Did you get any injuries?

No, but you get hurt when you do all this action. I never got hurt when I was in Morocco doing all the horse riding and my own stunts. But on the last day on the last shot I slid off my horse and landed on my bottom. I did not get hurt but it was very embarrassing. Especially since I was the only actor there and everyone rushed to see if I was ok.

What was your toughest scene?

The hardest physically was when I was in the bus doing the fighting. It was very demanding too because you were acting against nothing before the creatures are added by CGI. The problem was we were in this old metal bus and I had to throw myself about for two days and that was hard. I kept getting hurt all the time. Knocking my head or back on a piece of metal. You could hear my head going thud! I was all black and blue and it was very tiring as well. It was hard to keep it up because your body doesn't want to go on doing this. But it looks amazing so it was worth it. In the jungle scene when Brendan and I are running and he was so fast that I just had to try and keep up. In that scene there was no acting involved, just me trying to keep pace with Brendan. He was so unbelievably fast.
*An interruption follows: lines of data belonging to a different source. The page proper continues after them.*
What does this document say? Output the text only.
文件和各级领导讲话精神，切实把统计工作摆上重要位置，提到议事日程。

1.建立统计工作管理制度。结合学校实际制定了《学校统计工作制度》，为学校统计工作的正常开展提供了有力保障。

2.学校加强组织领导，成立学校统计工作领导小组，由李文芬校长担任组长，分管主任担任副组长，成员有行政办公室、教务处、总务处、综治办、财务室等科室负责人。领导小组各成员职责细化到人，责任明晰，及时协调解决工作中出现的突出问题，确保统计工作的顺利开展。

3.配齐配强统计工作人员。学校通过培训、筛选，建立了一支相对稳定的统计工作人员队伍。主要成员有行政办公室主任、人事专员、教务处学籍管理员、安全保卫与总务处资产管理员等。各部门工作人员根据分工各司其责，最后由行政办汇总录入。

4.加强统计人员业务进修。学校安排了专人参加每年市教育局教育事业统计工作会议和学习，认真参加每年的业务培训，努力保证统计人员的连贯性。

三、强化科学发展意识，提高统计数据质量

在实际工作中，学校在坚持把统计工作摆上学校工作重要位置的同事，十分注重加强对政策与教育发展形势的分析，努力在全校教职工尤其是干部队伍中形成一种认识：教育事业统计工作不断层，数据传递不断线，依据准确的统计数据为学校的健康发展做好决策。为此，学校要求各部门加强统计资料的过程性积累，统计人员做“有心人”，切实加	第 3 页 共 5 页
Did your time in the Israeli military toughen you up and in some way prepare you for action movies?

Not for the physical stuff. The things I learned from the army - and I think it was a lesson for life - was how to work in unison with other people. How to take responsibility. Things like that I learned in the army. Filming can be very exhausting but you get a lot of training for it. I trained for months before we started this movie. So I was more fit. But the fighting in the movie has nothing to do with reality. I did my military service from 1989 - 92 and I was never shot at or had to fire on anybody. I was very lucky. I was more involved in intelligence and counter-intelligence.

Has having had a life before acting been a help to you?

I think I value things more correctly. I hope I look at my life in a way that makes sense. I am not thinking that because people say I am great that I really am great. I am just doing a job, just like everybody else. The only difference is that a lot more people see what I do. Today I have a beautiful movie but five years from now - God forbid - I might not be doing anything at all. I might be unemployed and looking for a job. This is such a rollercoaster ride and I think it is good that I came into it at an older age and that I have travelled and done army service.

What is your career ambition?

I want to do well enough to get some recognition. I would hope to become an actor who is good enough to win Oscars. That is my goal, to do as much as I can. I feel very lucky to be doing what I am doing with my career.